Well that depends on if you’re measuring in Fahrenheit or Celsius.  If you’re measuring in Celsius you must measure to .05 of a degree to catch the temperature shift.  In Fahrenheit you only need to measure to tenth (0.1) of a degree. Measuring to the hundredth (.01) of a degree is too small of an increment to make any important difference on your chart.

When charting basal body temperature (BBT), the bi-phasic temperature pattern over the course of your cycle tells you if you’re ovulating, when you’re ovulating, and the length and health of your luteal phase.  Post-ovulatory temperatures are usually around 0.3 degrees Fahrenheit higher than the preovulatory temps.  0.3 is larger than 0.01 by a factor of 30. This means that measuring to hundredths of a degree is not necessary to catch the temperature shift.

Typical Rounding Scenario

This graph shows a typical bi-phasic temperature pattern, clearly confirming ovulation.  The red line was graphed using temperatures that were accurate to the 1/100th of a degree.  The blue line is graphed using those same temperatures rounded to the 1/10th of a degree.  As you can see, the difference between the two lines is not enough to obscure a temperature shift on a chart.

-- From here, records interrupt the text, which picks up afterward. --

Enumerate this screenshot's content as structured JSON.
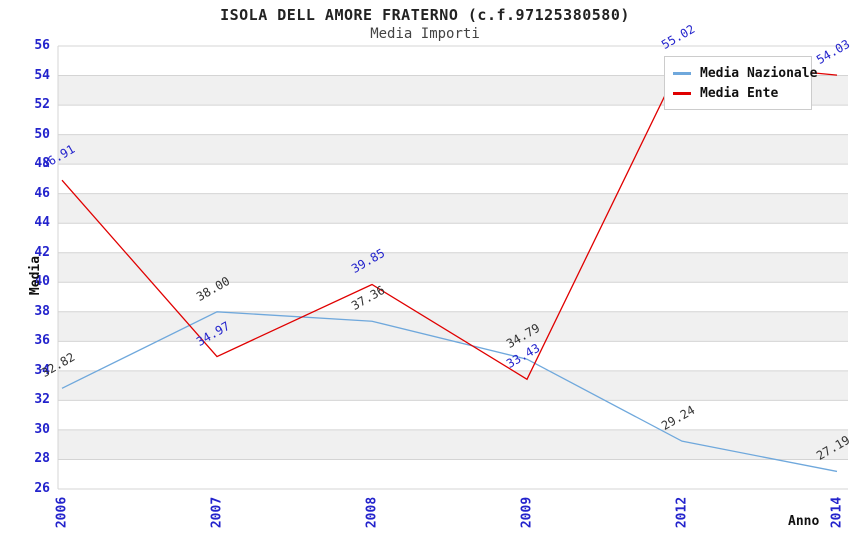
{
  "header": {
    "title": "ISOLA DELL AMORE FRATERNO (c.f.97125380580)",
    "subtitle": "Media Importi"
  },
  "chart_data": {
    "type": "line",
    "title": "ISOLA DELL AMORE FRATERNO (c.f.97125380580)",
    "subtitle": "Media Importi",
    "xlabel": "Anno",
    "ylabel": "Media",
    "categories": [
      "2006",
      "2007",
      "2008",
      "2009",
      "2012",
      "2014"
    ],
    "series": [
      {
        "name": "Media Nazionale",
        "color": "#6fa8dc",
        "label_color": "#333333",
        "values": [
          32.82,
          38.0,
          37.36,
          34.79,
          29.24,
          27.19
        ]
      },
      {
        "name": "Media Ente",
        "color": "#e00000",
        "label_color": "#2323cc",
        "values": [
          46.91,
          34.97,
          39.85,
          33.43,
          55.02,
          54.03
        ]
      }
    ],
    "ylim": [
      26,
      56
    ],
    "ytick_step": 2,
    "grid": true,
    "band_fill": "#f0f0f0",
    "grid_color": "#d4d4d4",
    "tick_color": "#2323cc",
    "legend_position": "top-right"
  }
}
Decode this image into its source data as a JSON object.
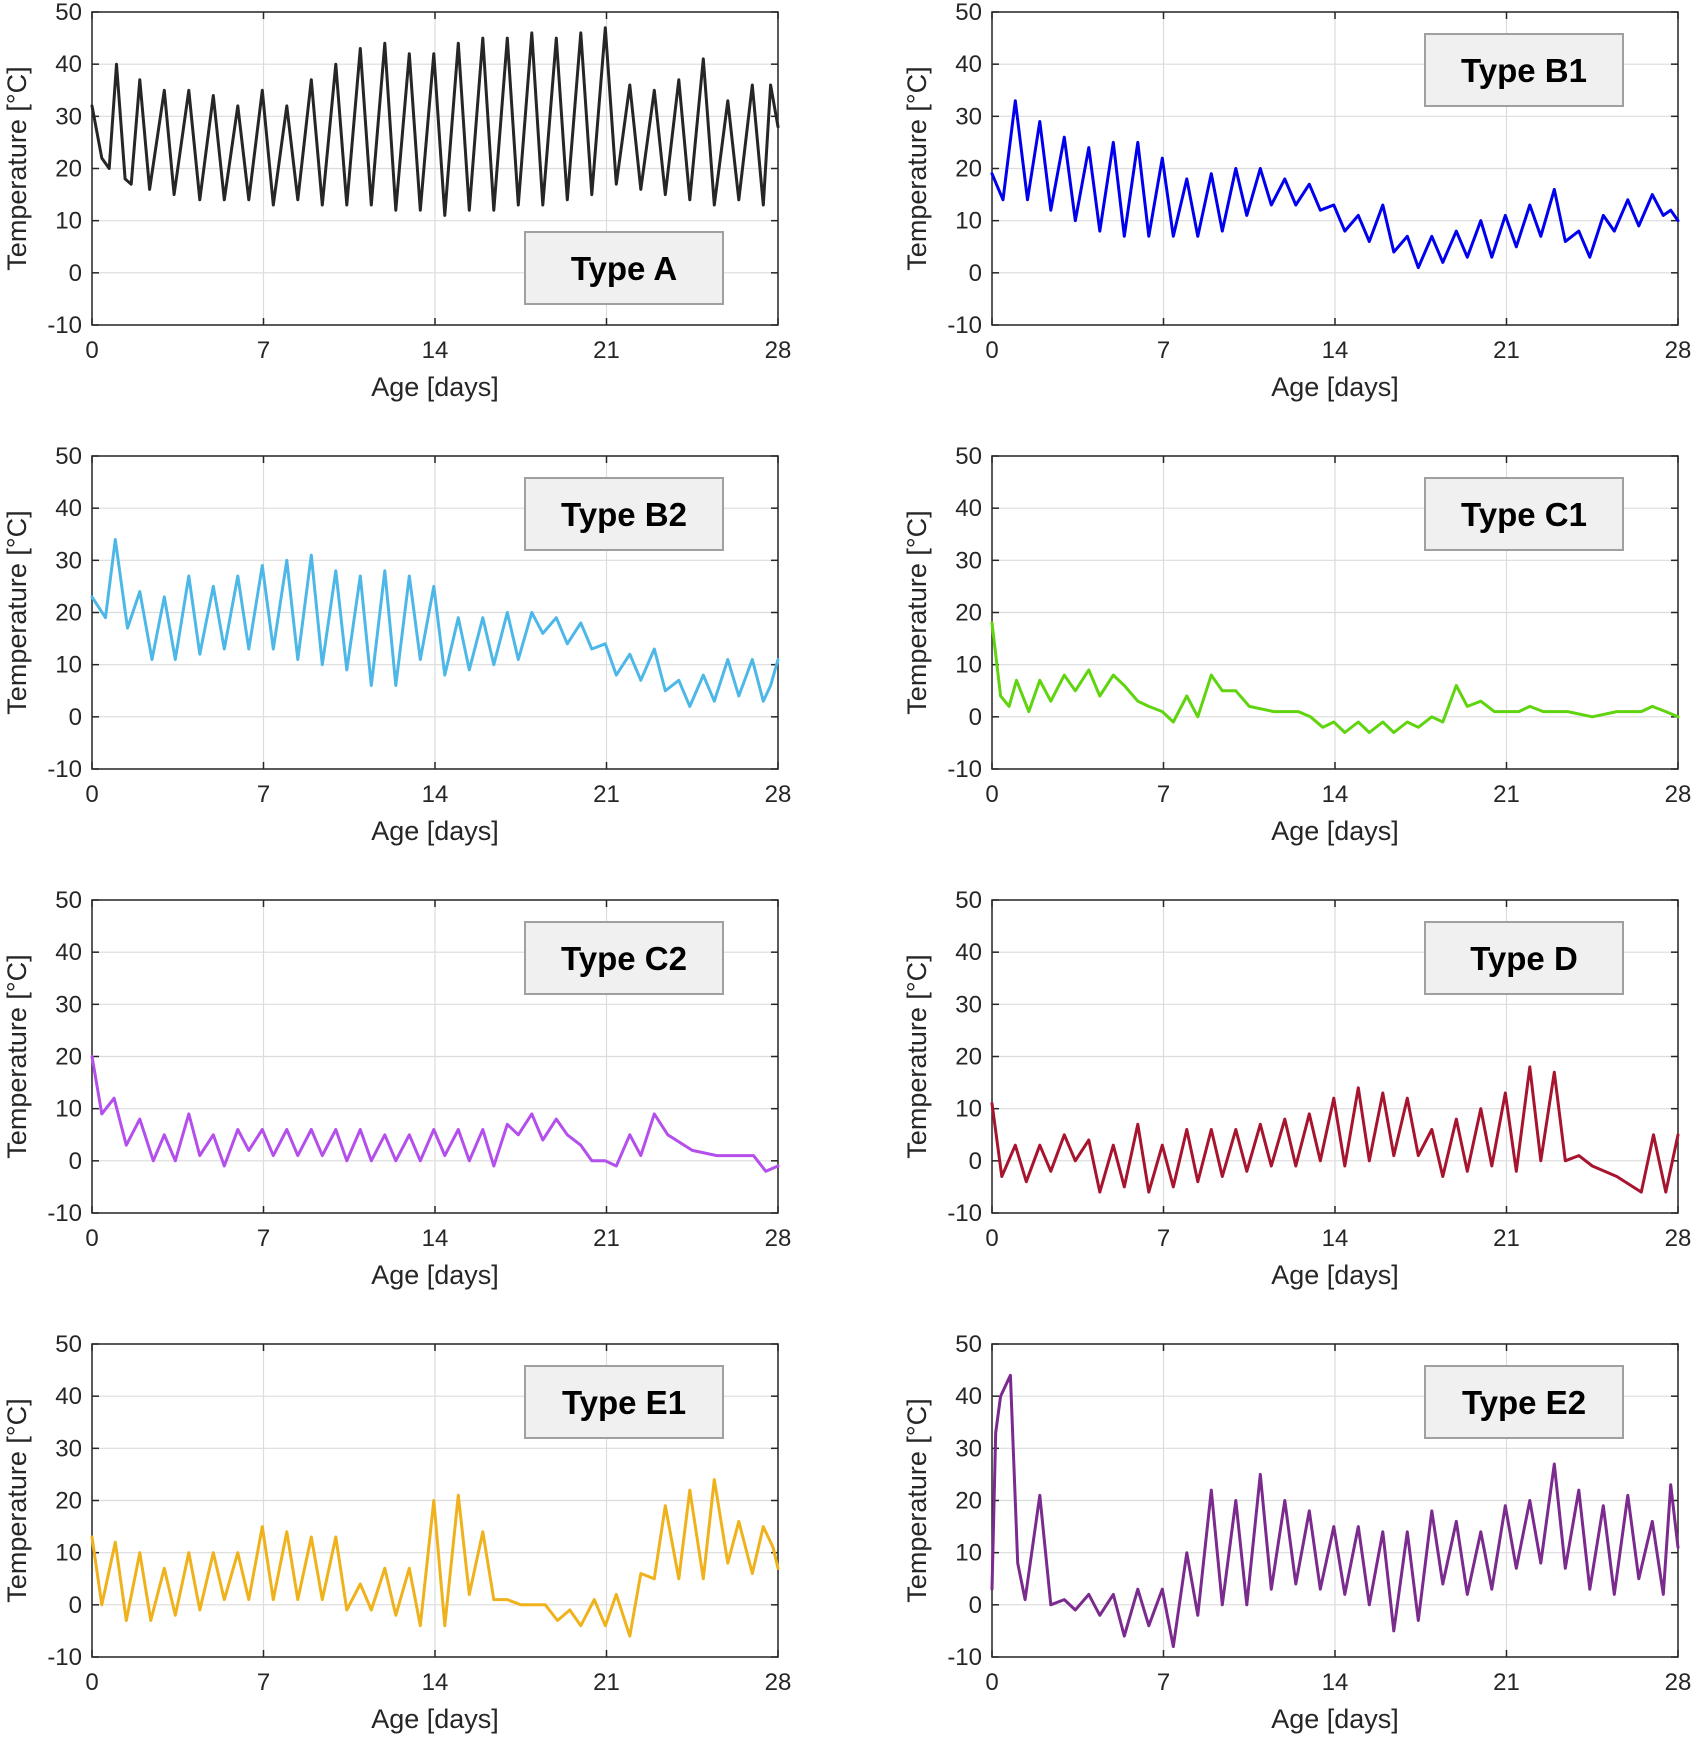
{
  "chart_data": [
    {
      "type": "line",
      "title": "",
      "legend": "Type A",
      "legend_position": "bottom-right",
      "color": "#262626",
      "xlabel": "Age [days]",
      "ylabel": "Temperature [°C]",
      "xlim": [
        0,
        28
      ],
      "ylim": [
        -10,
        50
      ],
      "xticks": [
        0,
        7,
        14,
        21,
        28
      ],
      "yticks": [
        -10,
        0,
        10,
        20,
        30,
        40,
        50
      ],
      "grid": true,
      "x": [
        0,
        0.4,
        0.7,
        1.0,
        1.35,
        1.6,
        1.95,
        2.35,
        2.95,
        3.35,
        3.95,
        4.4,
        4.95,
        5.4,
        5.95,
        6.4,
        6.95,
        7.4,
        7.95,
        8.4,
        8.95,
        9.4,
        9.95,
        10.4,
        10.95,
        11.4,
        11.95,
        12.4,
        12.95,
        13.4,
        13.95,
        14.4,
        14.95,
        15.4,
        15.95,
        16.4,
        16.95,
        17.4,
        17.95,
        18.4,
        18.95,
        19.4,
        19.95,
        20.4,
        20.95,
        21.4,
        21.95,
        22.4,
        22.95,
        23.4,
        23.95,
        24.4,
        24.95,
        25.4,
        25.95,
        26.4,
        26.95,
        27.4,
        27.7,
        28
      ],
      "y": [
        32,
        22,
        20,
        40,
        18,
        17,
        37,
        16,
        35,
        15,
        35,
        14,
        34,
        14,
        32,
        14,
        35,
        13,
        32,
        14,
        37,
        13,
        40,
        13,
        43,
        13,
        44,
        12,
        42,
        12,
        42,
        11,
        44,
        12,
        45,
        12,
        45,
        13,
        46,
        13,
        45,
        14,
        46,
        15,
        47,
        17,
        36,
        16,
        35,
        15,
        37,
        14,
        41,
        13,
        33,
        14,
        36,
        13,
        36,
        28
      ]
    },
    {
      "type": "line",
      "title": "",
      "legend": "Type B1",
      "legend_position": "top-right",
      "color": "#0000ee",
      "xlabel": "Age [days]",
      "ylabel": "Temperature [°C]",
      "xlim": [
        0,
        28
      ],
      "ylim": [
        -10,
        50
      ],
      "xticks": [
        0,
        7,
        14,
        21,
        28
      ],
      "yticks": [
        -10,
        0,
        10,
        20,
        30,
        40,
        50
      ],
      "grid": true,
      "x": [
        0,
        0.45,
        0.95,
        1.45,
        1.95,
        2.4,
        2.95,
        3.4,
        3.95,
        4.4,
        4.95,
        5.4,
        5.95,
        6.4,
        6.95,
        7.4,
        7.95,
        8.4,
        8.95,
        9.4,
        9.95,
        10.4,
        10.95,
        11.4,
        11.95,
        12.4,
        12.95,
        13.4,
        13.95,
        14.4,
        14.95,
        15.4,
        15.95,
        16.4,
        16.95,
        17.4,
        17.95,
        18.4,
        18.95,
        19.4,
        19.95,
        20.4,
        20.95,
        21.4,
        21.95,
        22.4,
        22.95,
        23.4,
        23.95,
        24.4,
        24.95,
        25.4,
        25.95,
        26.4,
        26.95,
        27.4,
        27.7,
        28
      ],
      "y": [
        19,
        14,
        33,
        14,
        29,
        12,
        26,
        10,
        24,
        8,
        25,
        7,
        25,
        7,
        22,
        7,
        18,
        7,
        19,
        8,
        20,
        11,
        20,
        13,
        18,
        13,
        17,
        12,
        13,
        8,
        11,
        6,
        13,
        4,
        7,
        1,
        7,
        2,
        8,
        3,
        10,
        3,
        11,
        5,
        13,
        7,
        16,
        6,
        8,
        3,
        11,
        8,
        14,
        9,
        15,
        11,
        12,
        10
      ]
    },
    {
      "type": "line",
      "title": "",
      "legend": "Type B2",
      "legend_position": "top-right",
      "color": "#4db8e8",
      "xlabel": "Age [days]",
      "ylabel": "Temperature [°C]",
      "xlim": [
        0,
        28
      ],
      "ylim": [
        -10,
        50
      ],
      "xticks": [
        0,
        7,
        14,
        21,
        28
      ],
      "yticks": [
        -10,
        0,
        10,
        20,
        30,
        40,
        50
      ],
      "grid": true,
      "x": [
        0,
        0.55,
        0.95,
        1.45,
        1.95,
        2.45,
        2.95,
        3.4,
        3.95,
        4.4,
        4.95,
        5.4,
        5.95,
        6.4,
        6.95,
        7.4,
        7.95,
        8.4,
        8.95,
        9.4,
        9.95,
        10.4,
        10.95,
        11.4,
        11.95,
        12.4,
        12.95,
        13.4,
        13.95,
        14.4,
        14.95,
        15.4,
        15.95,
        16.4,
        16.95,
        17.4,
        17.95,
        18.4,
        18.95,
        19.4,
        19.95,
        20.4,
        20.95,
        21.4,
        21.95,
        22.4,
        22.95,
        23.4,
        23.95,
        24.4,
        24.95,
        25.4,
        25.95,
        26.4,
        26.95,
        27.4,
        27.7,
        28
      ],
      "y": [
        23,
        19,
        34,
        17,
        24,
        11,
        23,
        11,
        27,
        12,
        25,
        13,
        27,
        13,
        29,
        13,
        30,
        11,
        31,
        10,
        28,
        9,
        27,
        6,
        28,
        6,
        27,
        11,
        25,
        8,
        19,
        9,
        19,
        10,
        20,
        11,
        20,
        16,
        19,
        14,
        18,
        13,
        14,
        8,
        12,
        7,
        13,
        5,
        7,
        2,
        8,
        3,
        11,
        4,
        11,
        3,
        6,
        11
      ]
    },
    {
      "type": "line",
      "title": "",
      "legend": "Type C1",
      "legend_position": "top-right",
      "color": "#5fd40f",
      "xlabel": "Age [days]",
      "ylabel": "Temperature [°C]",
      "xlim": [
        0,
        28
      ],
      "ylim": [
        -10,
        50
      ],
      "xticks": [
        0,
        7,
        14,
        21,
        28
      ],
      "yticks": [
        -10,
        0,
        10,
        20,
        30,
        40,
        50
      ],
      "grid": true,
      "x": [
        0,
        0.35,
        0.7,
        1.0,
        1.5,
        1.95,
        2.4,
        2.95,
        3.4,
        3.95,
        4.4,
        4.95,
        5.4,
        5.95,
        6.4,
        6.95,
        7.4,
        7.95,
        8.4,
        8.95,
        9.4,
        9.95,
        10.5,
        11.5,
        12.5,
        13.0,
        13.5,
        13.95,
        14.4,
        14.95,
        15.4,
        15.95,
        16.4,
        16.95,
        17.4,
        17.95,
        18.4,
        18.95,
        19.4,
        19.95,
        20.5,
        21.5,
        21.95,
        22.5,
        23.5,
        24.5,
        25.5,
        26.5,
        26.95,
        27.5,
        28
      ],
      "y": [
        18,
        4,
        2,
        7,
        1,
        7,
        3,
        8,
        5,
        9,
        4,
        8,
        6,
        3,
        2,
        1,
        -1,
        4,
        0,
        8,
        5,
        5,
        2,
        1,
        1,
        0,
        -2,
        -1,
        -3,
        -1,
        -3,
        -1,
        -3,
        -1,
        -2,
        0,
        -1,
        6,
        2,
        3,
        1,
        1,
        2,
        1,
        1,
        0,
        1,
        1,
        2,
        1,
        0
      ]
    },
    {
      "type": "line",
      "title": "",
      "legend": "Type C2",
      "legend_position": "top-right",
      "color": "#b44fec",
      "xlabel": "Age [days]",
      "ylabel": "Temperature [°C]",
      "xlim": [
        0,
        28
      ],
      "ylim": [
        -10,
        50
      ],
      "xticks": [
        0,
        7,
        14,
        21,
        28
      ],
      "yticks": [
        -10,
        0,
        10,
        20,
        30,
        40,
        50
      ],
      "grid": true,
      "x": [
        0,
        0.4,
        0.9,
        1.4,
        1.95,
        2.5,
        2.95,
        3.4,
        3.95,
        4.4,
        4.95,
        5.4,
        5.95,
        6.4,
        6.95,
        7.4,
        7.95,
        8.4,
        8.95,
        9.4,
        9.95,
        10.4,
        10.95,
        11.4,
        11.95,
        12.4,
        12.95,
        13.4,
        13.95,
        14.4,
        14.95,
        15.4,
        15.95,
        16.4,
        16.95,
        17.4,
        17.95,
        18.4,
        18.95,
        19.4,
        19.95,
        20.4,
        20.95,
        21.4,
        21.95,
        22.4,
        22.95,
        23.5,
        24.5,
        25.5,
        26.5,
        27.0,
        27.5,
        28
      ],
      "y": [
        20,
        9,
        12,
        3,
        8,
        0,
        5,
        0,
        9,
        1,
        5,
        -1,
        6,
        2,
        6,
        1,
        6,
        1,
        6,
        1,
        6,
        0,
        6,
        0,
        5,
        0,
        5,
        0,
        6,
        1,
        6,
        0,
        6,
        -1,
        7,
        5,
        9,
        4,
        8,
        5,
        3,
        0,
        0,
        -1,
        5,
        1,
        9,
        5,
        2,
        1,
        1,
        1,
        -2,
        -1
      ]
    },
    {
      "type": "line",
      "title": "",
      "legend": "Type D",
      "legend_position": "top-right",
      "color": "#a6142e",
      "xlabel": "Age [days]",
      "ylabel": "Temperature [°C]",
      "xlim": [
        0,
        28
      ],
      "ylim": [
        -10,
        50
      ],
      "xticks": [
        0,
        7,
        14,
        21,
        28
      ],
      "yticks": [
        -10,
        0,
        10,
        20,
        30,
        40,
        50
      ],
      "grid": true,
      "x": [
        0,
        0.4,
        0.95,
        1.4,
        1.95,
        2.4,
        2.95,
        3.4,
        3.95,
        4.4,
        4.95,
        5.4,
        5.95,
        6.4,
        6.95,
        7.4,
        7.95,
        8.4,
        8.95,
        9.4,
        9.95,
        10.4,
        10.95,
        11.4,
        11.95,
        12.4,
        12.95,
        13.4,
        13.95,
        14.4,
        14.95,
        15.4,
        15.95,
        16.4,
        16.95,
        17.4,
        17.95,
        18.4,
        18.95,
        19.4,
        19.95,
        20.4,
        20.95,
        21.4,
        21.95,
        22.4,
        22.95,
        23.4,
        23.95,
        24.5,
        25.5,
        26.5,
        27.0,
        27.5,
        28
      ],
      "y": [
        11,
        -3,
        3,
        -4,
        3,
        -2,
        5,
        0,
        4,
        -6,
        3,
        -5,
        7,
        -6,
        3,
        -5,
        6,
        -4,
        6,
        -3,
        6,
        -2,
        7,
        -1,
        8,
        -1,
        9,
        0,
        12,
        -1,
        14,
        0,
        13,
        1,
        12,
        1,
        6,
        -3,
        8,
        -2,
        10,
        -1,
        13,
        -2,
        18,
        0,
        17,
        0,
        1,
        -1,
        -3,
        -6,
        5,
        -6,
        5
      ]
    },
    {
      "type": "line",
      "title": "",
      "legend": "Type E1",
      "legend_position": "top-right",
      "color": "#f0b21c",
      "xlabel": "Age [days]",
      "ylabel": "Temperature [°C]",
      "xlim": [
        0,
        28
      ],
      "ylim": [
        -10,
        50
      ],
      "xticks": [
        0,
        7,
        14,
        21,
        28
      ],
      "yticks": [
        -10,
        0,
        10,
        20,
        30,
        40,
        50
      ],
      "grid": true,
      "x": [
        0,
        0.4,
        0.95,
        1.4,
        1.95,
        2.4,
        2.95,
        3.4,
        3.95,
        4.4,
        4.95,
        5.4,
        5.95,
        6.4,
        6.95,
        7.4,
        7.95,
        8.4,
        8.95,
        9.4,
        9.95,
        10.4,
        10.95,
        11.4,
        11.95,
        12.4,
        12.95,
        13.4,
        13.95,
        14.4,
        14.95,
        15.4,
        15.95,
        16.4,
        16.95,
        17.5,
        18.5,
        19.0,
        19.5,
        19.95,
        20.5,
        20.95,
        21.4,
        21.95,
        22.4,
        22.95,
        23.4,
        23.95,
        24.4,
        24.95,
        25.4,
        25.95,
        26.4,
        26.95,
        27.4,
        27.8,
        28
      ],
      "y": [
        13,
        0,
        12,
        -3,
        10,
        -3,
        7,
        -2,
        10,
        -1,
        10,
        1,
        10,
        1,
        15,
        1,
        14,
        1,
        13,
        1,
        13,
        -1,
        4,
        -1,
        7,
        -2,
        7,
        -4,
        20,
        -4,
        21,
        2,
        14,
        1,
        1,
        0,
        0,
        -3,
        -1,
        -4,
        1,
        -4,
        2,
        -6,
        6,
        5,
        19,
        5,
        22,
        5,
        24,
        8,
        16,
        6,
        15,
        11,
        7
      ]
    },
    {
      "type": "line",
      "title": "",
      "legend": "Type E2",
      "legend_position": "top-right",
      "color": "#7b2a8e",
      "xlabel": "Age [days]",
      "ylabel": "Temperature [°C]",
      "xlim": [
        0,
        28
      ],
      "ylim": [
        -10,
        50
      ],
      "xticks": [
        0,
        7,
        14,
        21,
        28
      ],
      "yticks": [
        -10,
        0,
        10,
        20,
        30,
        40,
        50
      ],
      "grid": true,
      "x": [
        0,
        0.15,
        0.35,
        0.75,
        1.05,
        1.35,
        1.95,
        2.4,
        2.95,
        3.4,
        3.95,
        4.4,
        4.95,
        5.4,
        5.95,
        6.4,
        6.95,
        7.4,
        7.95,
        8.4,
        8.95,
        9.4,
        9.95,
        10.4,
        10.95,
        11.4,
        11.95,
        12.4,
        12.95,
        13.4,
        13.95,
        14.4,
        14.95,
        15.4,
        15.95,
        16.4,
        16.95,
        17.4,
        17.95,
        18.4,
        18.95,
        19.4,
        19.95,
        20.4,
        20.95,
        21.4,
        21.95,
        22.4,
        22.95,
        23.4,
        23.95,
        24.4,
        24.95,
        25.4,
        25.95,
        26.4,
        26.95,
        27.4,
        27.7,
        28
      ],
      "y": [
        3,
        33,
        40,
        44,
        8,
        1,
        21,
        0,
        1,
        -1,
        2,
        -2,
        2,
        -6,
        3,
        -4,
        3,
        -8,
        10,
        -2,
        22,
        0,
        20,
        0,
        25,
        3,
        20,
        4,
        18,
        3,
        15,
        2,
        15,
        0,
        14,
        -5,
        14,
        -3,
        18,
        4,
        16,
        2,
        14,
        3,
        19,
        7,
        20,
        8,
        27,
        7,
        22,
        3,
        19,
        2,
        21,
        5,
        16,
        2,
        23,
        11
      ]
    }
  ]
}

We had a moment of deliberation… do we tell our user to just get a different thermometer?  Do we tell her to round her temperatures?  That didn’t seem like great customer service.

We realized that the solution is not to simply tell this woman why what she was concerned with didn’t matter.  From her perspective, rounding temperatures is a pain in the ass and she doesn’t want to do it!  THAT “pain in the ass” factor is the problem that we have to solve.  So, with this realization we decided to add the ability to chart in hundredths to our development plan.

Even though measuring to this accuracy isn’t necessary, if adding the second decimal place on our data screen makes it easier for women to get their data into the chart, we’ll do it!  We want all women to have access to the yummy benefits that are to be had from charting one’s cycle, and we are committed to removing the barriers to that, however it must be done.